Press briefing: afternoon 13 June 2013
This was published under the 2010 to 2015 Conservative and Liberal Democrat coalition government
The Prime Minister's Spokesperson (PMS) answered questions on Harper, child poverty and Royal Bank of Scotland.
Asked what some of the key outcomes from the Prime Minister’s meeting with Harper was, the PMS said that a read out would be provided shortly.
Asked where the government is with child poverty, the PMS underlined the key points made earlier in the day by the Secretary of State for Work and Pensions. The PMS also made clear that the government’s focus was on the route cause of child poverty.
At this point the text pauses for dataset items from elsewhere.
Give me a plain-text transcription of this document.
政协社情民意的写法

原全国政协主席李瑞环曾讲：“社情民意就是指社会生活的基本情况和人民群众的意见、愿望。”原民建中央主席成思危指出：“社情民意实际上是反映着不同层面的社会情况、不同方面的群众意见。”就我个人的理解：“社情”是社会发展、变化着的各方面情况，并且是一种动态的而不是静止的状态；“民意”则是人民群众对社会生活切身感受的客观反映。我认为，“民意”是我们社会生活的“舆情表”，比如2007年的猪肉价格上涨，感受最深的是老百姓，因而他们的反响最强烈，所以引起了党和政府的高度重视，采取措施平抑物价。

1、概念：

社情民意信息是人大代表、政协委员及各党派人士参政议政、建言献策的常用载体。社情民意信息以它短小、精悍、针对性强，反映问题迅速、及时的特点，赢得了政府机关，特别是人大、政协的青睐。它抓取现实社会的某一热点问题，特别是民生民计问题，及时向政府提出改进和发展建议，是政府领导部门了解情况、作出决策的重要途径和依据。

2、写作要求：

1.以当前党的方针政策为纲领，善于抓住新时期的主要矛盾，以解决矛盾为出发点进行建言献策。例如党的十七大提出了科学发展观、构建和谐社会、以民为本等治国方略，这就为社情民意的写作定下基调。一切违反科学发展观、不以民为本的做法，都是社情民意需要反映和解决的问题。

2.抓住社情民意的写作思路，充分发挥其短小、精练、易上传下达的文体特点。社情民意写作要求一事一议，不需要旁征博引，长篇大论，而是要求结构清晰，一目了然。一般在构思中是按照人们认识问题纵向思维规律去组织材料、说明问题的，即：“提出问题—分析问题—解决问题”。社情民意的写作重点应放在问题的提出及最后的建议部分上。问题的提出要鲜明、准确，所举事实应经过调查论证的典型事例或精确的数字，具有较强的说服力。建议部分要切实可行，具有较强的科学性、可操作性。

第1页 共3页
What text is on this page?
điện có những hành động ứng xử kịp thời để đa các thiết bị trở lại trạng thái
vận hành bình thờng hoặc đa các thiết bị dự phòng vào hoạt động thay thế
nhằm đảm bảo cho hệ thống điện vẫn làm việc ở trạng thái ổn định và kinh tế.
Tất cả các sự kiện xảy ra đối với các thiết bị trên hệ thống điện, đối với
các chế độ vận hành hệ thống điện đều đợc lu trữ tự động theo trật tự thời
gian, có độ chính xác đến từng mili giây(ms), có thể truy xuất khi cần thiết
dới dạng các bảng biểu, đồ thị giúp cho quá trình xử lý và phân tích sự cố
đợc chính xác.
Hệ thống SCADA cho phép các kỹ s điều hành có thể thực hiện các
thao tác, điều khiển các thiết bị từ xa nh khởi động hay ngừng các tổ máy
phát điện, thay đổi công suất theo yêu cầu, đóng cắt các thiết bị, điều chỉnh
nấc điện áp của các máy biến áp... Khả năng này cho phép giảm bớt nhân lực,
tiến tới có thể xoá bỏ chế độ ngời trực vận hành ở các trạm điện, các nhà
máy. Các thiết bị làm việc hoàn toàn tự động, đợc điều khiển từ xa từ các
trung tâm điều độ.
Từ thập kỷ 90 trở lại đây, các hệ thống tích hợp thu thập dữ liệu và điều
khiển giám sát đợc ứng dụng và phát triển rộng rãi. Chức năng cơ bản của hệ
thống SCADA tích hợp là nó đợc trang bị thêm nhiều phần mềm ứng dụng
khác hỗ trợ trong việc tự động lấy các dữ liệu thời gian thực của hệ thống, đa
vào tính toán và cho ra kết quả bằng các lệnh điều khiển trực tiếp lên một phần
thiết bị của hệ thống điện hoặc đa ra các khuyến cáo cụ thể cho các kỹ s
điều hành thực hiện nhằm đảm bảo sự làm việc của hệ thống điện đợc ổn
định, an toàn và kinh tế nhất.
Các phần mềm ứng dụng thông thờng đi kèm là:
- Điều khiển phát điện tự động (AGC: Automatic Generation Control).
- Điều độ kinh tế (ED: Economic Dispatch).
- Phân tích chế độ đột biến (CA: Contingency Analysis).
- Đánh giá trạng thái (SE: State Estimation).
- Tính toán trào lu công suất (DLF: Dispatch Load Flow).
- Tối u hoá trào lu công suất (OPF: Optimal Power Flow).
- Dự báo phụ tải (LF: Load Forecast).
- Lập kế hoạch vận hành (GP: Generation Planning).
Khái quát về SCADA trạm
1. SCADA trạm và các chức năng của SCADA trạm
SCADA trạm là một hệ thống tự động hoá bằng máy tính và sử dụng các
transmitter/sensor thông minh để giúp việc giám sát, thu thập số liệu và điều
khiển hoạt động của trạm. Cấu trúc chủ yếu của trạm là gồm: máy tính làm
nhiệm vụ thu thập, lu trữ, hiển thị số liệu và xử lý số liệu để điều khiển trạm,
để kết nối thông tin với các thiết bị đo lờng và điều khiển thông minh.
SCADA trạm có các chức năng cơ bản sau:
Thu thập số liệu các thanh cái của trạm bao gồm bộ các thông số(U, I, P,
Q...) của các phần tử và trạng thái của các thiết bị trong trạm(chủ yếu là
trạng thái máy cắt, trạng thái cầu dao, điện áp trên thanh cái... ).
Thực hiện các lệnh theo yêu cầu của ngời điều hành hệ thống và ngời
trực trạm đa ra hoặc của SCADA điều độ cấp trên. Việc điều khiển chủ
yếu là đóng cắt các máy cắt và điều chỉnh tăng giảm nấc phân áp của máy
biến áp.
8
The PMS was also questioned on whether the Prime Minister is concerned that more than half of children live in absolute poverty. The PMS made clear there had been a 100,000 reduction in families living in poverty and that measures which work alongside reform were the focus, with education being absolutely the right way forward. Asked if the government is committed to eradicating relative child poverty by 2020, the PMS said the government was looking at the right way of assessing the drivers behind poverty. The PMS made clear that the previous approach is failing, which is why the government is committed to looking at a different approach.
Royal Bank of Scotland (RBS)
Asked if it was possible to get the reason behind Hester’s departure, the PMS made clear that the reasons had already been set out by Hester and the RBS board. Questioned further on whether the government was involved in Hester’s departure, the PMS referred back to his previous answer and added that it was up to the RBS board to lead the company through private ownership and beyond. The PMS made clear that was the correct approach. Asked whether the PMS had any idea who was going to take over from Hester, the PMS said recruitment was a matter for the RBS board.
Asked if the Prime Minister was happy for ministers to make speeches that are not part of their specific remit, the PMS said all ministers are committed to public sector reform.